I have also a selection of poems I'd like to address, time permitting.  They will serve to underscore some of the narrative themes in the prose pieces we are reading, and provide review of the theme of the artist's relationship to art itself.   One is "Tintern Abbey," a romantic poem in blank verse by William Wordsworth:  http://www.rc.umd.edu/rchs/reader/tabbey.html   At the following link you may read background and see in photos the beauty of the abbey:  http://www.castlewales.com/tintern.html  Another is Alfred Lord Tennyson's rhymed narrative (ballad) of "The Lady of Shallot," based on the medieval tales of King Arthur. And yet others:  and John Keats's "Ode on a Grecian Urn" and "Ode to a Nightingale."  

Posted below is the description of essay 3, which is due week 7 or 8.  I'd like you to read  
 "The White Heron" . Be prepared to identify plot elements, themes, and symbolism apparent in the story.
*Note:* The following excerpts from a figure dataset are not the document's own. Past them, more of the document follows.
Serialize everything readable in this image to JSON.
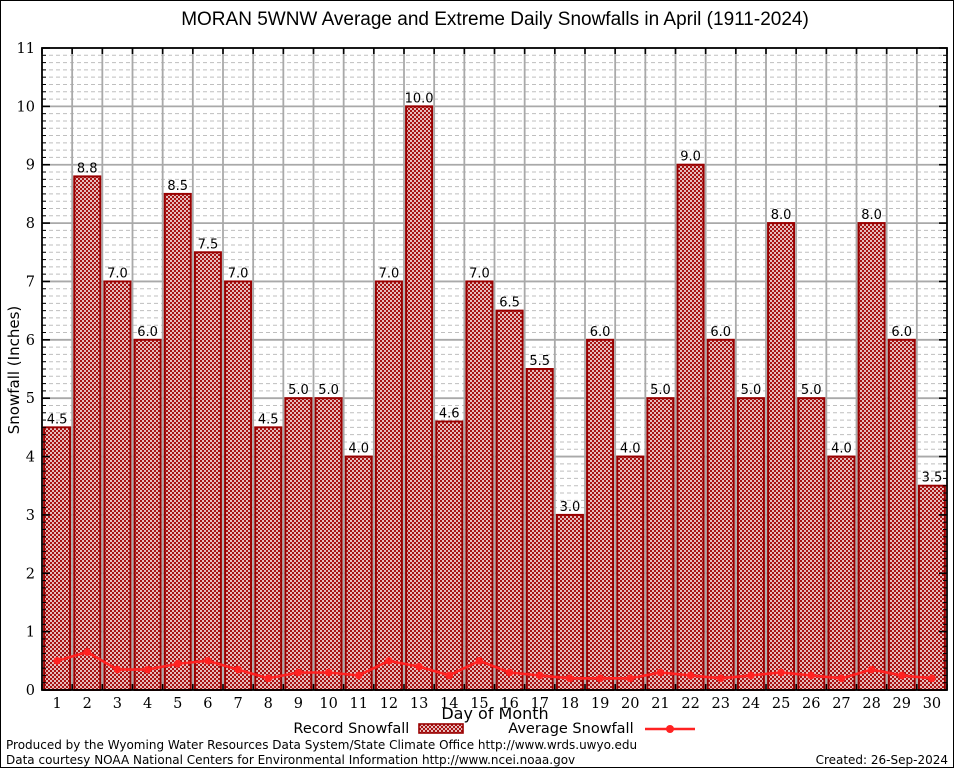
{
  "chart_data": {
    "type": "bar",
    "title": "MORAN 5WNW Average and Extreme Daily Snowfalls in April (1911-2024)",
    "xlabel": "Day of Month",
    "ylabel": "Snowfall (Inches)",
    "ylim": [
      0,
      11
    ],
    "grid": true,
    "legend_position": "bottom",
    "categories": [
      1,
      2,
      3,
      4,
      5,
      6,
      7,
      8,
      9,
      10,
      11,
      12,
      13,
      14,
      15,
      16,
      17,
      18,
      19,
      20,
      21,
      22,
      23,
      24,
      25,
      26,
      27,
      28,
      29,
      30
    ],
    "series": [
      {
        "name": "Record Snowfall",
        "type": "bar",
        "color": "#990000",
        "values": [
          4.5,
          8.8,
          7.0,
          6.0,
          8.5,
          7.5,
          7.0,
          4.5,
          5.0,
          5.0,
          4.0,
          7.0,
          10.0,
          4.6,
          7.0,
          6.5,
          5.5,
          3.0,
          6.0,
          4.0,
          5.0,
          9.0,
          6.0,
          5.0,
          8.0,
          5.0,
          4.0,
          8.0,
          6.0,
          3.5
        ]
      },
      {
        "name": "Average Snowfall",
        "type": "line",
        "color": "#ff2222",
        "values": [
          0.5,
          0.65,
          0.35,
          0.35,
          0.45,
          0.5,
          0.35,
          0.2,
          0.3,
          0.3,
          0.25,
          0.5,
          0.4,
          0.25,
          0.5,
          0.3,
          0.25,
          0.2,
          0.2,
          0.2,
          0.3,
          0.25,
          0.2,
          0.25,
          0.3,
          0.25,
          0.2,
          0.35,
          0.25,
          0.2
        ]
      }
    ],
    "grid_color": "#a9a9a9",
    "minor_grid_color": "#bfbfbf"
  },
  "footer": {
    "line1": "Produced by the Wyoming Water Resources Data System/State Climate Office http://www.wrds.uwyo.edu",
    "line2": "Data courtesy NOAA National Centers for Environmental Information http://www.ncei.noaa.gov",
    "created": "Created: 26-Sep-2024"
  }
}
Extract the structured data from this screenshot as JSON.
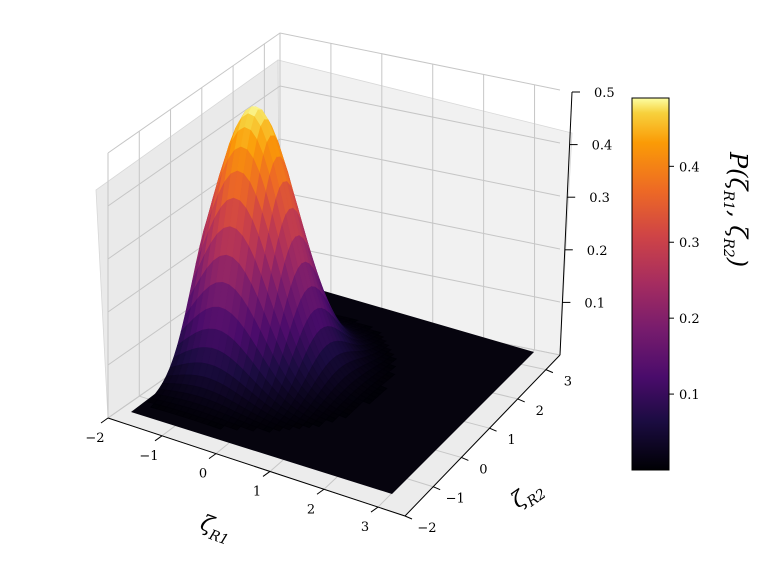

 Essay #3, due week 7 or 8: Compose a 600-700 word (minimum length) essay that introduces the text(s) by title and author and proceeds to support a thesis point or claim about the text(s). You may address poetry and/or prose selections. If you have two or more selections, they must be addressed under a comprehensive thesis, the essay unified by the thesis, with each serving to illustrate, develop and support your thesis. Include some description of the formal structure of the poem and/or prose elements, for example, stanza form, line length and rhyme pattern, use of repetition or anaphora, use of narrative structure, setting, plot, character,  conspicuous sound devices, imagery, figurative elements (such as metaphor, simile, symbol, personification).  Remember, narrative always involves the perspective or point of view of the narrator (first person or third person typically, as well as plot, setting, character development, tone or mood, and central thematic concerns. Lyric poems may have little in the way of narrative or story, though they always have a speaker and the speaker provides perspective, along with whatever other voices may be presented in the poem.  Provide support and evidence for your claims in the form of textual summary and direct quotation, formatted in the MLA style, with line citations. Avoid using quotation unnecessarily or dropping quotations in without commentary. Integrate short quotations into the text with quotation marks and slashes to indicate line breaks. Quotations of 4 and more lines should be block formatted. Title your essay (do not use the poetry or prose story title in the essay title unless a subtitle is also present). Doublespace the lines.